Sunday, January 18, 2009

Wristwarmers inspiring patience


I have been starting a restarting an adorable pair of wrist warmers and am seeing how much patience it takes to follow a pattern exact and use smaller needles. This has been interesting since the pattern has some gaps so it takes some thinking a reworking to decrease as needed and maintain a consistent rib pattern. Each time I restarted I would get further and further, and last night finally got through the section with a uniform rib. This is a pattern that was designed at Wildfiber - one of my favorite yarn stores - and good or bad around the corner from where I work (luckily I am usually not at work with extra time when they are open anymore) and a source of most of my yarn collection. The pattern was originally given out with purchase of a fine cashmere and takes 1 50 gram skein. I over ambitiously tried this as the first pattern I wanted to follow after getting the basics down, and ended up making a lovely scarf with a delicate vintage inspired lace pattern to it. (the scarf also had a lot of re starts and unfortunately got misplaced last year after a holiday card photo shoot).

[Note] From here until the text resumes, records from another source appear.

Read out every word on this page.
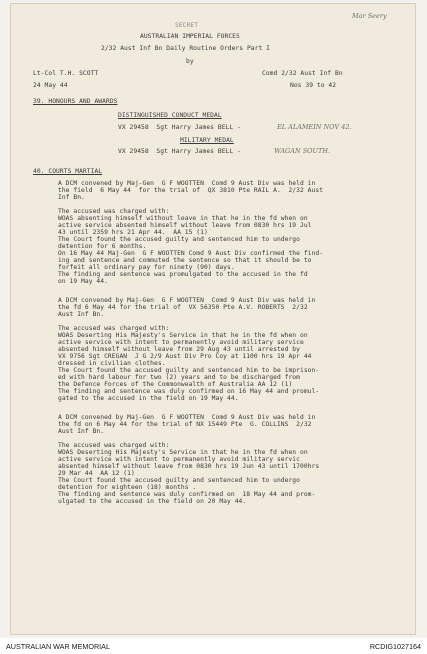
SECRET
Mar Seery
AUSTRALIAN IMPERIAL FORCES
2/32 Aust Inf Bn Daily Routine Orders Part I
by
Lt-Col T.H. SCOTT	Comd 2/32 Aust Inf Bn
24 May 44	Nos 39 to 42
39. HONOURS AND AWARDS
DISTINGUISHED CONDUCT MEDAL
VX 29458  Sgt Harry James BELL -	EL ALAMEIN NOV 42.
MILITARY MEDAL
VX 29458  Sgt Harry James BELL -	WAGAN SOUTH.
40. COURTS MARTIAL
A DCM convened by Maj-Gen  G F WOOTTEN  Comd 9 Aust Div was held in
the field  6 May 44  for the trial of  QX 3810 Pte RAIL A.  2/32 Aust
Inf Bn.

The accused was charged with:
WOAS absenting himself without leave in that he in the fd when on
active service absented himself without leave from 0830 hrs 19 Jul
43 until 2359 hrs 21 Apr 44.  AA 15 (1)
The Court found the accused guilty and sentenced him to undergo
detention for 6 months.
On 16 May 44 Maj-Gen  G F WOOTTEN Comd 9 Aust Div confirmed the find-
ing and sentence and commuted the sentence so that it should be to
forfeit all ordinary pay for ninety (90) days.
The finding and sentence was promulgated to the accused in the fd
on 19 May 44.
A DCM convened by Maj-Gen  G F WOOTTEN  Comd 9 Aust Div was held in
the fd 6 May 44 for the trial of  VX 56350 Pte A.V. ROBERTS  2/32
Aust Inf Bn.

The accused was charged with:
WOAS Deserting His Majesty's Service in that he in the fd when on
active service with intent to permanently avoid military service
absented himself without leave from 29 Aug 43 until arrested by
VX 9756 Sgt CREGAN  J G 2/9 Aust Div Pro Coy at 1100 hrs 19 Apr 44
dressed in civilian clothes.
The Court found the accused guilty and sentenced him to be imprison-
ed with hard labour for two (2) years and to be discharged from
the Defence Forces of the Commonwealth of Australia AA 12 (1)
The finding and sentence was duly confirmed on 16 May 44 and promul-
gated to the accused in the field on 19 May 44.
A DCM convened by Maj-Gen  G F WOOTTEN  Comd 9 Aust Div was held in
the fd on 6 May 44 for the trial of NX 15449 Pte  G. COLLINS  2/32
Aust Inf Bn.

The accused was charged with:
WOAS Deserting His Majesty's Service in that he in the fd when on
active service with intent to permanently avoid military servic
absented himself without leave from 0830 hrs 19 Jun 43 until 1700hrs
29 Mar 44  AA 12 (1)
The Court found the accused guilty and sentenced him to undergo
detention for eighteen (18) months .
The finding and sentence was duly confirmed on  18 May 44 and prom-
ulgated to the accused in the field on 20 May 44.
AUSTRALIAN WAR MEMORIAL	RCDIG1027164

The pattern fits a lovely Peruvian cotton I decided to make wrist warmers out of and is a much better fit then for the yarn then the easier pattern I have and planned on. Since I am prone to making things without patterns that must be strictly followed, this is definitely full of some lessons, as also really want to get better at wrist warmers and eventually develop the patience for fair aisle and other trickier sweater patterns (with sweaters - have mostly stayed in the safe stockinette) since realizing that can go back and restart something - and if it is worth learning and doing it is also worth starting over.